Smith appeared in early films for the nascent British film industry, starring in The Bump in 1920 (written by A.A. Milne for the company Minerva Films, which was founded in 1920 by the actor Leslie Howard and his friend and story editor Adrian Brunel). Smith later went to Hollywood where he had a successful career as a character actor playing either officer or gentleman roles. He was also regarded as being the unofficial leader of the British film industry colony in Hollywood, which Sheridan Morley characterised as the Hollywood Raj, a select group of British actors who were seen to be colonising the capital of the film business in the 1930s. Other film stars considered to be "members" of this select group were David Niven (whom Smith treated like a son), Ronald Colman, Rex Harrison, Robert Coote, Nigel Bruce (whose daughter's wedding he had attended as best man), Leslie Howard (whom Smith had known since working with him on early films in London) and Patric Knowles.
Smith became infamous for expecting his fellow countrymen to report for regular duty at his Hollywood Cricket Club, and anyone who refused was known to "incur his displeasure". Fiercely patriotic, Smith became openly critical of the British actors of enlistment age who did not return to fight after the outbreak of World War II in 1939. Smith loved playing on his status as Hollywood's "Englishman in Residence". His bushy eyebrows, beady eyes, handlebar moustache and height of 6'4" made him one of the most recognisable faces in Hollywood.
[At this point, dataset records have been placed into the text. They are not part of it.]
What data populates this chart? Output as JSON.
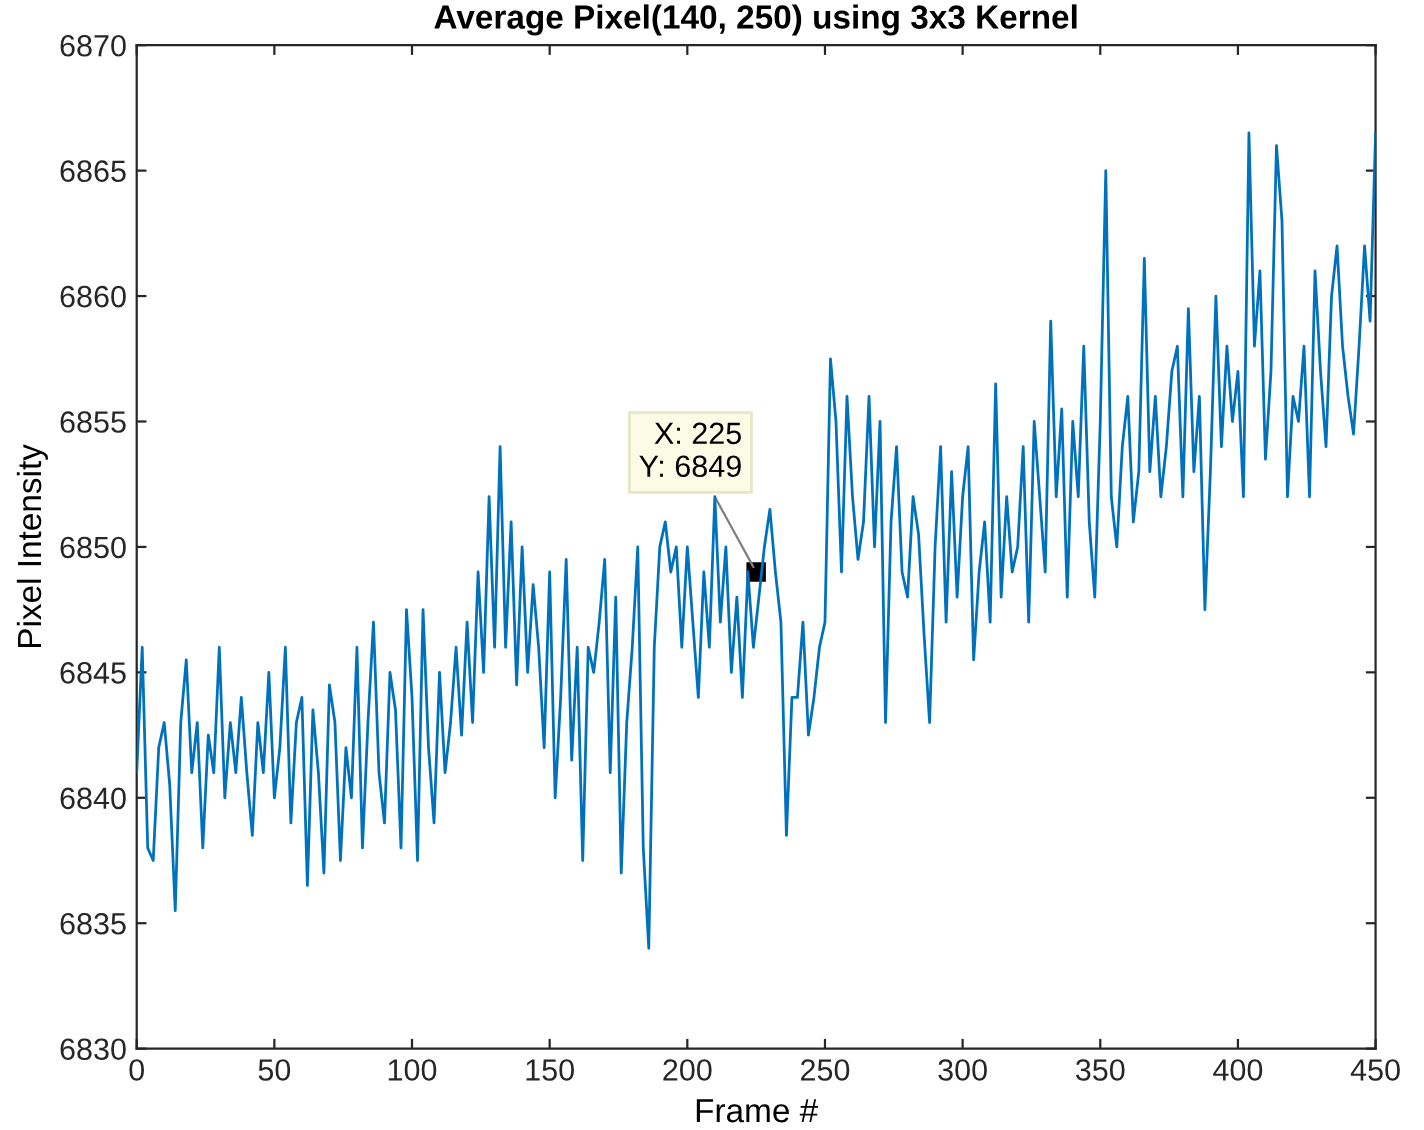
{
  "chart_data": {
    "type": "line",
    "title": "Average Pixel(140, 250) using 3x3 Kernel",
    "xlabel": "Frame #",
    "ylabel": "Pixel Intensity",
    "xlim": [
      0,
      450
    ],
    "ylim": [
      6830,
      6870
    ],
    "xticks": [
      0,
      50,
      100,
      150,
      200,
      250,
      300,
      350,
      400,
      450
    ],
    "yticks": [
      6830,
      6835,
      6840,
      6845,
      6850,
      6855,
      6860,
      6865,
      6870
    ],
    "grid": false,
    "series": [
      {
        "color": "#0072bd",
        "x": [
          0,
          2,
          4,
          6,
          8,
          10,
          12,
          14,
          16,
          18,
          20,
          22,
          24,
          26,
          28,
          30,
          32,
          34,
          36,
          38,
          40,
          42,
          44,
          46,
          48,
          50,
          52,
          54,
          56,
          58,
          60,
          62,
          64,
          66,
          68,
          70,
          72,
          74,
          76,
          78,
          80,
          82,
          84,
          86,
          88,
          90,
          92,
          94,
          96,
          98,
          100,
          102,
          104,
          106,
          108,
          110,
          112,
          114,
          116,
          118,
          120,
          122,
          124,
          126,
          128,
          130,
          132,
          134,
          136,
          138,
          140,
          142,
          144,
          146,
          148,
          150,
          152,
          154,
          156,
          158,
          160,
          162,
          164,
          166,
          168,
          170,
          172,
          174,
          176,
          178,
          180,
          182,
          184,
          186,
          188,
          190,
          192,
          194,
          196,
          198,
          200,
          202,
          204,
          206,
          208,
          210,
          212,
          214,
          216,
          218,
          220,
          222,
          224,
          226,
          228,
          230,
          232,
          234,
          236,
          238,
          240,
          242,
          244,
          246,
          248,
          250,
          252,
          254,
          256,
          258,
          260,
          262,
          264,
          266,
          268,
          270,
          272,
          274,
          276,
          278,
          280,
          282,
          284,
          286,
          288,
          290,
          292,
          294,
          296,
          298,
          300,
          302,
          304,
          306,
          308,
          310,
          312,
          314,
          316,
          318,
          320,
          322,
          324,
          326,
          328,
          330,
          332,
          334,
          336,
          338,
          340,
          342,
          344,
          346,
          348,
          350,
          352,
          354,
          356,
          358,
          360,
          362,
          364,
          366,
          368,
          370,
          372,
          374,
          376,
          378,
          380,
          382,
          384,
          386,
          388,
          390,
          392,
          394,
          396,
          398,
          400,
          402,
          404,
          406,
          408,
          410,
          412,
          414,
          416,
          418,
          420,
          422,
          424,
          426,
          428,
          430,
          432,
          434,
          436,
          438,
          440,
          442,
          444,
          446,
          448,
          450
        ],
        "values": [
          6841,
          6846,
          6838,
          6837.5,
          6842,
          6843,
          6840.5,
          6835.5,
          6843,
          6845.5,
          6841,
          6843,
          6838,
          6842.5,
          6841,
          6846,
          6840,
          6843,
          6841,
          6844,
          6841,
          6838.5,
          6843,
          6841,
          6845,
          6840,
          6842,
          6846,
          6839,
          6843,
          6844,
          6836.5,
          6843.5,
          6841,
          6837,
          6844.5,
          6843,
          6837.5,
          6842,
          6840,
          6846,
          6838,
          6843,
          6847,
          6841,
          6839,
          6845,
          6843.5,
          6838,
          6847.5,
          6844,
          6837.5,
          6847.5,
          6842,
          6839,
          6845,
          6841,
          6843,
          6846,
          6842.5,
          6847,
          6843,
          6849,
          6845,
          6852,
          6846,
          6854,
          6846,
          6851,
          6844.5,
          6850,
          6845,
          6848.5,
          6846,
          6842,
          6849,
          6840,
          6844,
          6849.5,
          6841.5,
          6846,
          6837.5,
          6846,
          6845,
          6847,
          6849.5,
          6841,
          6848,
          6837,
          6843,
          6846,
          6850,
          6838,
          6834,
          6846,
          6850,
          6851,
          6849,
          6850,
          6846,
          6850,
          6847,
          6844,
          6849,
          6846,
          6852,
          6847,
          6850,
          6845,
          6848,
          6844,
          6849,
          6846,
          6848,
          6850,
          6851.5,
          6849,
          6847,
          6838.5,
          6844,
          6844,
          6847,
          6842.5,
          6844,
          6846,
          6847,
          6857.5,
          6855,
          6849,
          6856,
          6852,
          6849.5,
          6851,
          6856,
          6850,
          6855,
          6843,
          6851,
          6854,
          6849,
          6848,
          6852,
          6850.5,
          6846.5,
          6843,
          6850,
          6854,
          6847,
          6853,
          6848,
          6852,
          6854,
          6845.5,
          6849,
          6851,
          6847,
          6856.5,
          6848,
          6852,
          6849,
          6850,
          6854,
          6847,
          6855,
          6852,
          6849,
          6859,
          6852,
          6855.5,
          6848,
          6855,
          6852,
          6858,
          6851,
          6848,
          6855,
          6865,
          6852,
          6850,
          6854,
          6856,
          6851,
          6853,
          6861.5,
          6853,
          6856,
          6852,
          6854,
          6857,
          6858,
          6852,
          6859.5,
          6853,
          6856,
          6847.5,
          6853,
          6860,
          6854,
          6858,
          6855,
          6857,
          6852,
          6866.5,
          6858,
          6861,
          6853.5,
          6857,
          6866,
          6863,
          6852,
          6856,
          6855,
          6858,
          6852,
          6861,
          6857,
          6854,
          6860,
          6862,
          6858,
          6856,
          6854.5,
          6858,
          6862,
          6859,
          6866.5
        ]
      }
    ],
    "annotations": [
      {
        "text": "X: 225\nY: 6849",
        "x": 225,
        "y": 6849
      }
    ]
  }
}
He starred alongside such screen legends as leading ladies Greta Garbo, Elizabeth Taylor, Vivien Leigh and actors Clark Gable, Laurence Olivier, Ronald Colman,Maurice Chevalier and Gary Cooper. His films include such classics as The Prisoner of Zenda (1937) mentioned above, The Four Feathers (1939), Dr. Jekyll and Mr. Hyde (1941), and And Then There Were None (1945) in which he played General Mandrake.
Commander McBragg in the TV cartoon Tennessee Tuxedo and His Tales is a parody of him. The cartoon character also appears in The Simpsons episode "The Seemingly Never-Ending Story".
Smith died from pneumonia in Beverly Hills in 1948, aged 85. His body was cremated and nine months later, in accordance with his wishes, his ashes were returned to England and interred in his mother's grave at St Leonard's churchyard in Hove, Sussex.
Smith has a star on the Hollywood Walk of Fame
In 1933, he was on the first board of the Screen Actors Guild.
He was appointed a Commander of the Order of the British Empire (CBE) in 1938, and knighted by King George VI in 1944 for services to Anglo-American amity.